# Thread: derivatives

1. ## derivatives

I picked up a new textbook and this exercise was in it

 x u(x) v(x) u'(x) v'(x) 2 -3 4 6 5 3 2 7 -2 1

then it wants me to find $\frac{dy}{dx}$ for $\frac{u(x)}{v(x)}$ for x = 2 and $v(u(x))$ when x = 3

the first one was easy and I got $\frac{39}{16}$

the second one I figured would be easy as well. the book has $-10$ but I got

$dy/dx = v'(u(x)) * u'(x) \Rightarrow (1)(2)(-2)=-4$

2. ## Re: derivatives

The book says that $v'(u(x)) = v'(2)$ which is 5 in the table. still unclear about this.

3. ## Re: derivatives

I'm not connecting your table and your workings. Aka. I don't understand what you're supposed to do. Could you explain more clearly?

4. ## Re: derivatives

you take the given values in the table to calculate the derivative asked.

such as,

the first one asked is find dy/dx of u(x)/v(x) when x = 2 which is

$\frac{u'(x)v(x) - v'(x)u(x)}{[v(x)]^2} \Rightarrow \frac{6(4) - 5(-3)}{4^2} \Rightarrow dy/dx = \frac{39}{16}$

for the second one is dy/dx for v(u(x)) when x = 3.

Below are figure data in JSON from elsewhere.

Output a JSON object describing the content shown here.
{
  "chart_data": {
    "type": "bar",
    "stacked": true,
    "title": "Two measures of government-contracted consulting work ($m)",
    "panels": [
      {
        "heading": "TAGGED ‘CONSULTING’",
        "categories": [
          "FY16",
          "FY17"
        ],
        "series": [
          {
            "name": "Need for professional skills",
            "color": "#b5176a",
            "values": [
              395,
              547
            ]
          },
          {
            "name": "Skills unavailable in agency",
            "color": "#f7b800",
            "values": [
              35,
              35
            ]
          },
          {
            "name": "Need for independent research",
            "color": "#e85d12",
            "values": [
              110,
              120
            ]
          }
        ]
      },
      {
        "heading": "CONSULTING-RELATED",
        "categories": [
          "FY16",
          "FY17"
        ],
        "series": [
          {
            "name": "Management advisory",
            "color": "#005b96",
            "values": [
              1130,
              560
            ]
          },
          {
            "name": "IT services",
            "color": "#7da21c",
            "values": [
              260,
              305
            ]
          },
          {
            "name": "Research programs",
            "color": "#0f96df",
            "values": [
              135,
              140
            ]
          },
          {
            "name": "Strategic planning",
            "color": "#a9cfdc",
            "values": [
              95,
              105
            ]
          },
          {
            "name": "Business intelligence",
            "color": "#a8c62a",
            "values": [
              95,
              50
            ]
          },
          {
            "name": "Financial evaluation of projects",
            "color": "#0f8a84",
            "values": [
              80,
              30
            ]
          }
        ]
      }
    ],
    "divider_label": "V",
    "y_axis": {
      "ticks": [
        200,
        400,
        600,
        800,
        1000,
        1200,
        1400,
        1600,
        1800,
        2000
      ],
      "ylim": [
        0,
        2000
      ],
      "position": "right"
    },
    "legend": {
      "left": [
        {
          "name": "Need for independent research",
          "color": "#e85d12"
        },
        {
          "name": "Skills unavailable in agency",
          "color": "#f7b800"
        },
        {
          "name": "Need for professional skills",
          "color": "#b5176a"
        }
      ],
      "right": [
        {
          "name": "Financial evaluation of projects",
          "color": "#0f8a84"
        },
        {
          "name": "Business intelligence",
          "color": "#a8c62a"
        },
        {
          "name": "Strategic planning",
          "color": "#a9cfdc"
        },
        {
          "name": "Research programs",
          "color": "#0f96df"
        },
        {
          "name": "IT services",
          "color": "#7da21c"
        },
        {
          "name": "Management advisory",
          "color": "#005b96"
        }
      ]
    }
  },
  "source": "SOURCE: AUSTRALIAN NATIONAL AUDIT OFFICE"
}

I get $v'(u(x)) * u'(x) = 1(2)*(-2) = -4 = dy/dx$

the book says it is -10 though.

5. ## Re: derivatives

I think I get it $v'(u(x))$ isn't $1(2)$ but instead its $v'(u(x)) \Rightarrow v'(2)$ because $u(x) = 2, when\, x = 3$

6. ## Re: derivatives

I think there's something wrong in your working for x=3 but I can't find what is wrong. Srry!